= James A. Drake (academic administrator) =

American academic administrator

James A. Drake is an American author and academic administrator. In March 2007, he was named president of Brevard Community College (now Eastern Florida State College), a public college with campuses in Palm Bay, Melbourne, Cocoa, and Titusville, Florida. With annual enrollments averaging nearly 30,000 students, the multi-campus institution was one of the 100 largest community colleges in the U.S. Prior to his retirement in 2012, Drake received national attention from CNN and other media outlets after donating a substantial portion of his first-year salary as president to fund textbook purchases for financially challenged students.

== Early life ==
He was born in Columbus, Ohio in 1944. While completing his doctoral studies, he accepted an offer to join the faculty of Ithaca College (Ithaca, NY). Drake earned a Ph.D. degree from Ohio State University in 1973. As a tenured professor and academic administrator at Ithaca College, he served as chair of the Department of Education, associate director of graduate studies, and director of televised studies. In the latter role, he worked with PBS station WNET/13 in New York City for the distribution of credit-earning television courses for teachers in New York State and New Jersey.

Drake served as an academic administrator with the University of Tampa, Clemson University (as executive director of the multi-institutional University Center, in Greenville, South Carolina), and the University of Central Florida. In 1987–88 he served as a full-time research consultant and equity partner with an Ohio-based management consulting firm, co-directing the higher-education division.

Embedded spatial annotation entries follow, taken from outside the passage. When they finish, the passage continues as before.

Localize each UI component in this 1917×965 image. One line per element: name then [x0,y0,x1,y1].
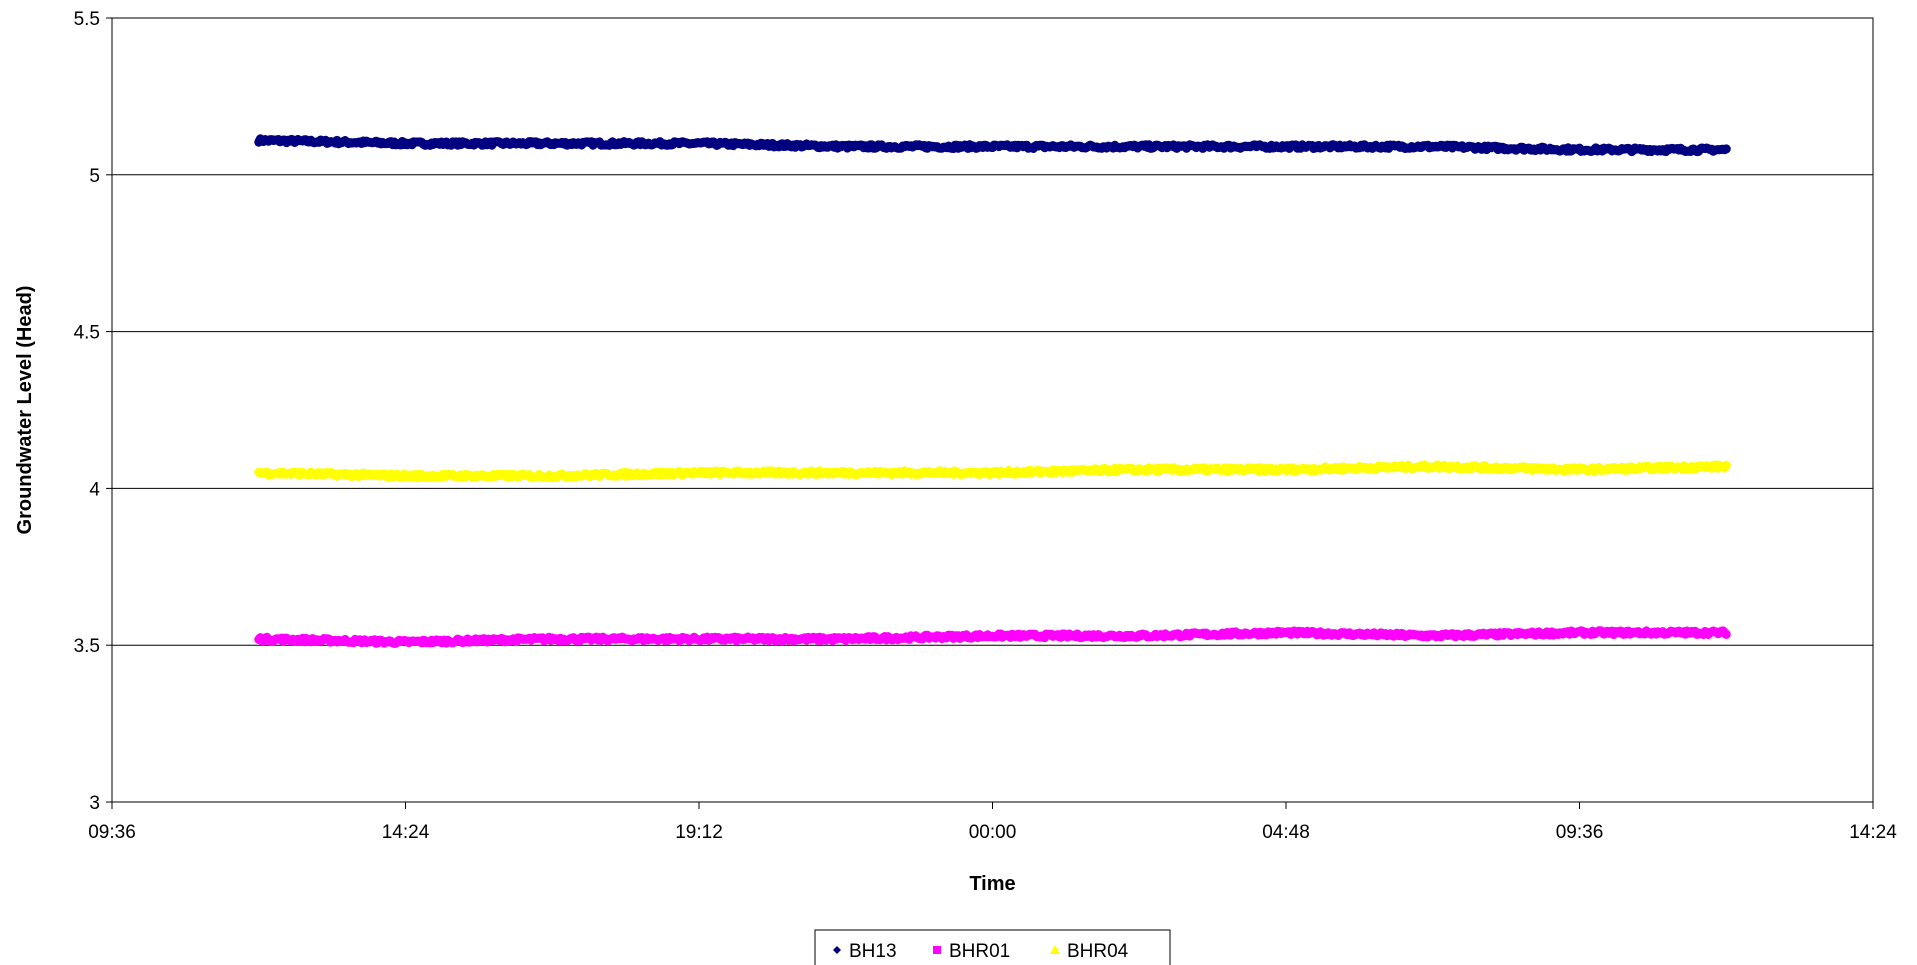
y-tick-label: 4.5 [74,323,100,344]
data-point-bh13 [1577,147,1582,152]
data-point-bhr04 [990,470,995,475]
data-point-bhr01 [1284,630,1288,635]
legend-label-bh13: BH13 [849,941,897,962]
data-point-bh13 [1137,144,1142,149]
y-tick-label: 3 [89,793,100,814]
y-axis-title: Groundwater Level (Head) [14,286,36,535]
grid-lines [112,174,1873,646]
x-tick-label: 00:00 [969,822,1017,843]
data-point-bhr01 [697,636,701,641]
data-point-bhr04 [843,470,848,475]
data-point-bhr01 [1137,633,1142,638]
y-axis-ticks: 3 3.5 4 4.5 5 5.5 [74,9,112,814]
data-point-bhr01 [1724,630,1729,635]
legend-marker-bh13 [833,946,841,954]
y-tick-label: 4 [89,479,100,500]
data-point-bhr01 [256,636,261,641]
data-point-bh13 [1430,144,1435,149]
data-point-bhr04 [403,473,408,478]
data-point-bh13 [550,141,555,146]
data-point-bhr04 [1430,464,1435,469]
data-point-bh13 [403,141,408,146]
data-point-bh13 [697,141,701,146]
legend-marker-bhr04 [1050,945,1060,954]
data-point-bhr01 [990,633,995,638]
data-point-bhr01 [1430,633,1435,638]
data-point-bh13 [990,144,995,149]
y-tick-label: 5.5 [74,9,100,30]
x-tick-label: 09:36 [1556,822,1604,843]
y-tick-label: 5 [89,166,100,187]
x-tick-label: 14:24 [382,822,430,843]
data-point-bhr04 [1724,464,1729,469]
series-layer [254,134,1731,648]
legend-box [814,929,1171,965]
legend: BH13 BHR01 BHR04 [814,929,1171,965]
data-point-bh13 [256,138,261,143]
x-tick-label: 19:12 [675,822,723,843]
data-point-bhr04 [1577,467,1582,472]
x-tick-label: 14:24 [1849,822,1897,843]
data-point-bhr01 [550,636,555,641]
y-tick-label: 3.5 [74,636,100,657]
data-point-bhr01 [843,636,848,641]
data-point-bhr04 [550,473,555,478]
data-point-bhr04 [1137,467,1142,472]
data-point-bhr01 [1577,630,1582,635]
legend-marker-bhr01 [933,946,941,954]
data-point-bhr04 [256,470,261,475]
plot-area [111,17,1874,803]
x-tick-label: 09:36 [88,822,136,843]
data-point-bhr04 [1284,467,1288,472]
data-point-bh13 [843,144,848,149]
legend-label-bhr01: BHR01 [949,941,1010,962]
x-axis-title: Time [969,873,1015,895]
x-axis-ticks: 09:36 14:24 19:12 00:00 04:48 09:36 14:24 [88,802,1897,843]
data-point-bhr04 [697,470,701,475]
data-point-bh13 [1284,144,1288,149]
x-tick-label: 04:48 [1262,822,1310,843]
data-point-bh13 [1724,147,1729,152]
data-point-bhr01 [403,640,408,645]
legend-label-bhr04: BHR04 [1067,941,1129,962]
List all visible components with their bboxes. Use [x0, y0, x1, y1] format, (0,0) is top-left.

Drake is the author of seven books and more than fifty commercial and academic articles. Two of his biographies, Rosa Ponselle: A Singer’s Life, and Richard Tucker: A Biography, with forewords by tenor Luciano Pavarotti, were selected as “Books of the Month” by National Book Clubs of America. Fifteen years after Rosa Ponselle: A Singer's Life was published, Drake returned to her in Rosa Ponselle: A Centenary Biography (Amadeus Press), in which he employed a postmodern format to present and analyze conflicting accounts of Rosa Ponselle's life and career. His other books include Teaching Critical Thinking (1976), a textbook stemming from his doctoral research; Popular Culture and American Life (with M. W. Laforse, 1980); and Lily Pons: A Centennial Portrait (with K. B. Ludecke and a foreword by Beverly Sills, 1999).

Drake was a contributing author to American National Biography, as well as to The International Dictionary of Opera. He served on the editorial board of The Opera Quarterly, a vocal-music journal. His expertise in 19th and 20th century operatic performances led him to co-host with Don Martin (Jager) the radio series Voices That Live, originating from WHCU-FM, the CBS affiliate in Ithaca, N.Y. A syndicated version of the weekly radio show originating in South Carolina (with Charles Koelsch as co-host) aired from 1989-1994.

== Personal life ==
Drake lives in Merritt Island, Florida, where he and his late wife, Magali Garriga Drake (1939-2025), were married in 1995.